Tut mir leid für deine Mutter und für euch auch. Die Krankheit fordert alles von deiner Mutter, weil es immer ein auf und ab sein wird und da kann es bei vielen Patienten lange dauern, bis sie sich damit abgefunden haben.

Dadurch wird sich das auch psychisch bei ihr auswirken und das wiederum fordert von der Familie sehr viel Geduld und Einfühlungsvermögen.
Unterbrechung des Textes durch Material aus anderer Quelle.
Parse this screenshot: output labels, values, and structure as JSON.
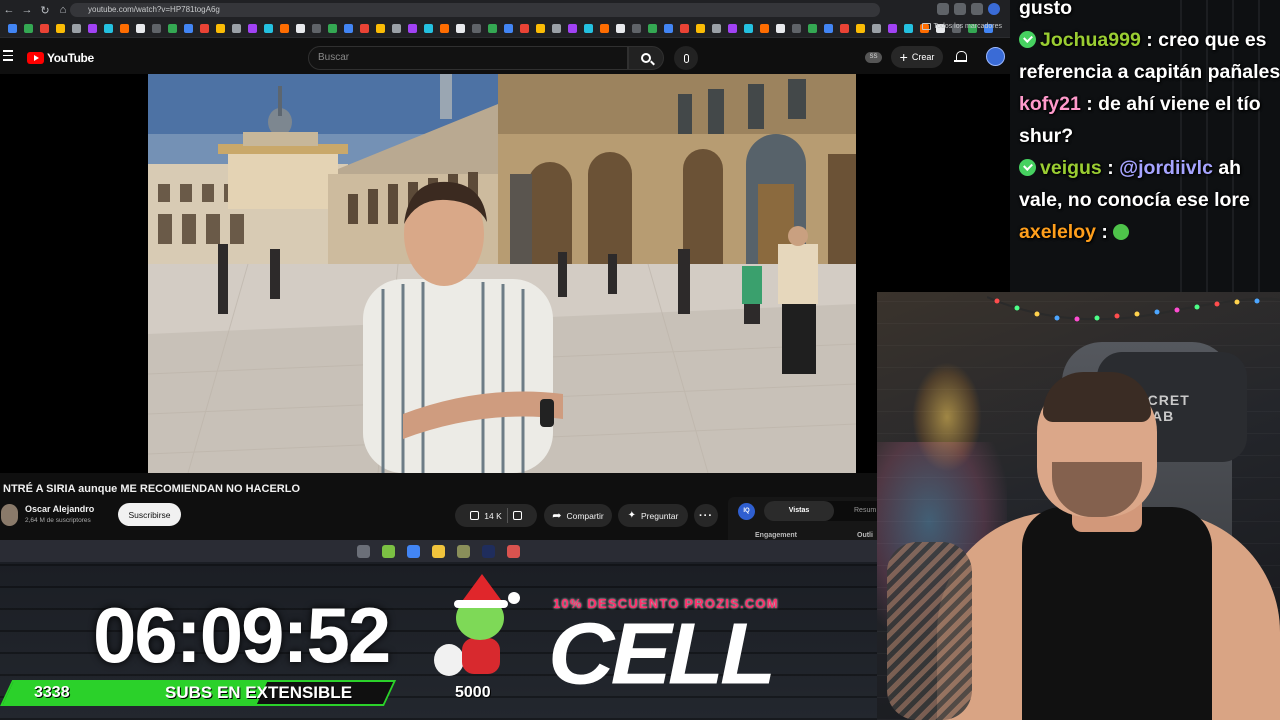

Trotzdem muss der Patient auch etwas tun, damit er besser damit umzugehen lernt und nicht andere fühlen lässt, dass es ihm nicht gut geht.

Lese dir das mal durch

http://www.ms-life.de/ms-leben/neudiagnose/selbsthilfe/

Du findest auch Selbsthilfegruppen im Internet, google mal danach:

Selbsthilfegruppen MS in.....und dann gib deinen Ort oder den nächsten in der Nähe an.

Dort kann sie sich mit Gleichbetroffenen austauschen. Das wird ihr helfen, schon dass sie merkt, sie ist nicht alleine, es gibt noch mehr die diese Krankheit haben.

Vielleicht könntest du ja auch mal in so eine Gruppe gehen, um dir von dort mal einige Tipps zu holen wie ihr mit eurer Mutter am besten umgeht, wenn sie nicht so gut drauf ist.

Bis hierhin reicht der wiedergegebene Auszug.